Maybe no better example exists than the Department of Education. Educating children is easily one of the most important things a society can do to help perpetuate its culture and civilization, and the DOE spends $280 billion a year on it. Sadly, of that number, less than $70 billion actually goes to educating children. The rest goes to bureaucracy, consultants, NGOs, and, ultimately, back into the pockets of Democrat politicians.
This would be a crime even if schools were properly educating children, but they’re not. Across the country you have failing schools where kids can’t do simple math, easily the most basic skill one should take from school. But you know what they are learning? How to be LGBT.

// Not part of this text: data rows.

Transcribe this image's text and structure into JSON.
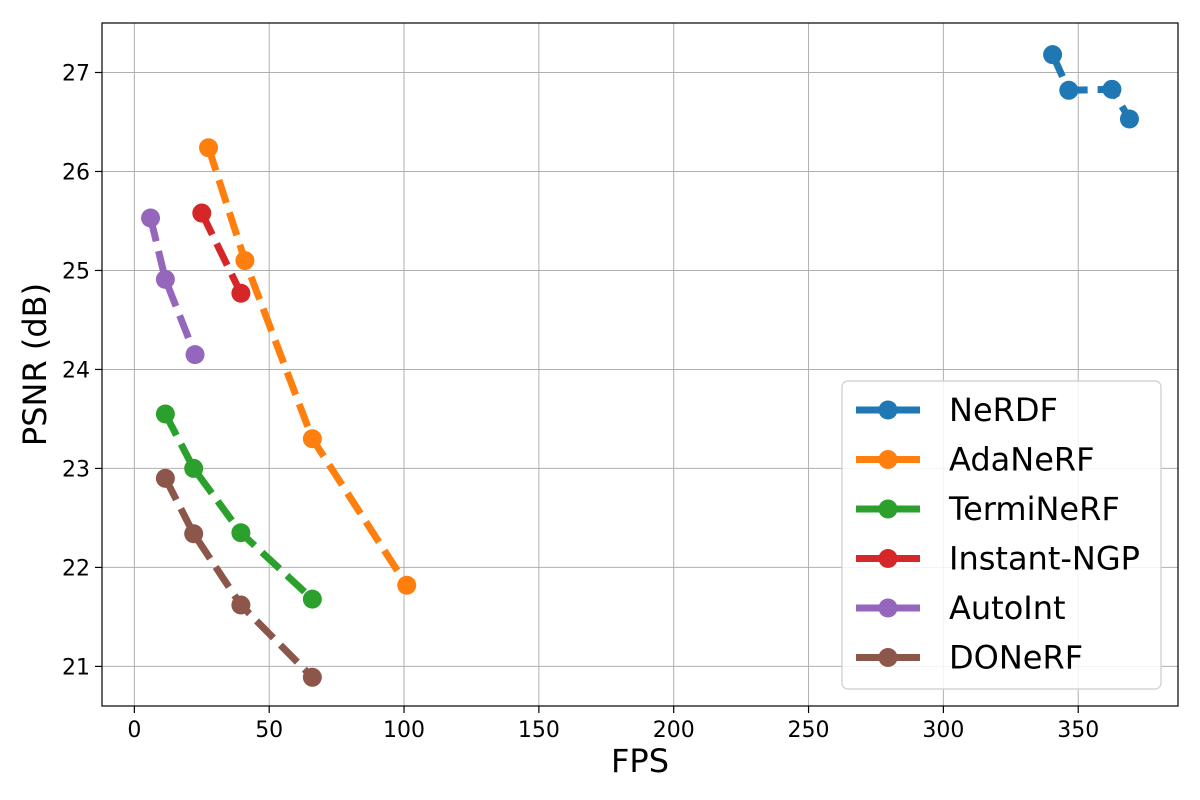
{
  "chart_data": {
    "type": "line",
    "title": "",
    "xlabel": "FPS",
    "ylabel": "PSNR (dB)",
    "xlim": [
      -12,
      387
    ],
    "ylim": [
      20.6,
      27.5
    ],
    "xticks": [
      0,
      50,
      100,
      150,
      200,
      250,
      300,
      350
    ],
    "yticks": [
      21,
      22,
      23,
      24,
      25,
      26,
      27
    ],
    "grid": true,
    "legend": "lower-right",
    "series": [
      {
        "name": "NeRDF",
        "color": "#1f77b4",
        "x": [
          340.5,
          346.5,
          362.5,
          369.0
        ],
        "y": [
          27.18,
          26.82,
          26.83,
          26.53
        ]
      },
      {
        "name": "AdaNeRF",
        "color": "#ff7f0e",
        "x": [
          27.5,
          41.0,
          66.0,
          101.0
        ],
        "y": [
          26.24,
          25.1,
          23.3,
          21.82
        ]
      },
      {
        "name": "TermiNeRF",
        "color": "#2ca02c",
        "x": [
          11.5,
          22.0,
          39.5,
          66.0
        ],
        "y": [
          23.55,
          23.0,
          22.35,
          21.68
        ]
      },
      {
        "name": "Instant-NGP",
        "color": "#d62728",
        "x": [
          25.0,
          39.5
        ],
        "y": [
          25.58,
          24.77
        ]
      },
      {
        "name": "AutoInt",
        "color": "#9467bd",
        "x": [
          6.0,
          11.5,
          22.5
        ],
        "y": [
          25.53,
          24.91,
          24.15
        ]
      },
      {
        "name": "DONeRF",
        "color": "#8c564b",
        "x": [
          11.5,
          22.0,
          39.5,
          66.0
        ],
        "y": [
          22.9,
          22.34,
          21.62,
          20.89
        ]
      }
    ]
  }
}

This, like so much of the rest of government, is far beyond incompetence. It’s criminal. It’s ceased to be a vehicle for ensuring the freedom of American citizens and promoting the interests of the United States. It’s literally become the opposite. From funding prosecutors who release violent criminals into American communities and funding leftist election theft while quashing free speech internationally to funding the invasion of our country and undermining the Bill of Rights, the American government has become the enemy within.
If nothing else, Donald Trump and DOGE should be applauded for exposing what so many of us felt for so long but could never quite put our fingers on.
Somewhat like learning that there is no Santa Claus, in the back of my mind, I’m a bit wistful for that feeling of inner peace I had when I used to think of the country and the government as a single inherently good entity. While I think the former still is good, the latter, not so much, and I was late to the party in internalizing the idea of a difference between the two.
For me, Uncle Sam was America and the government combined. Sadly, the Democrats weren’t under that illusion, and the fact that they recognized this dichotomy long ago gave them decades to brainwash their constituents and hide the inner workings of their machine in plain sight behind countless official-looking government seals and compassionate-sounding NGOs.
Despite what the Democrat/bureaucrat Borg has wrought, I firmly believe America remains a great, if imperfect, nation, and I remain convinced that, taken as a whole, throughout most of her 250 years, the county and the government have been mostly on the right side of history. To the degree that that’s no longer true for the government, I’m glad we’re at a point where much of its malfeasance and malevolence is being exposed.
It will take a long time and a lot of courage on the part of Republican politicians to fix this situation, but at least it’s being exposed before it’s too late. We’ll see in the next two years if the GOP has the courage necessary to set a course for bringing government back under the citizens’ control. Rand Paul, Mike Lee, and Thomas Massie have their work cut out for themselves… It’s to be hoped they’ll get some help along the way.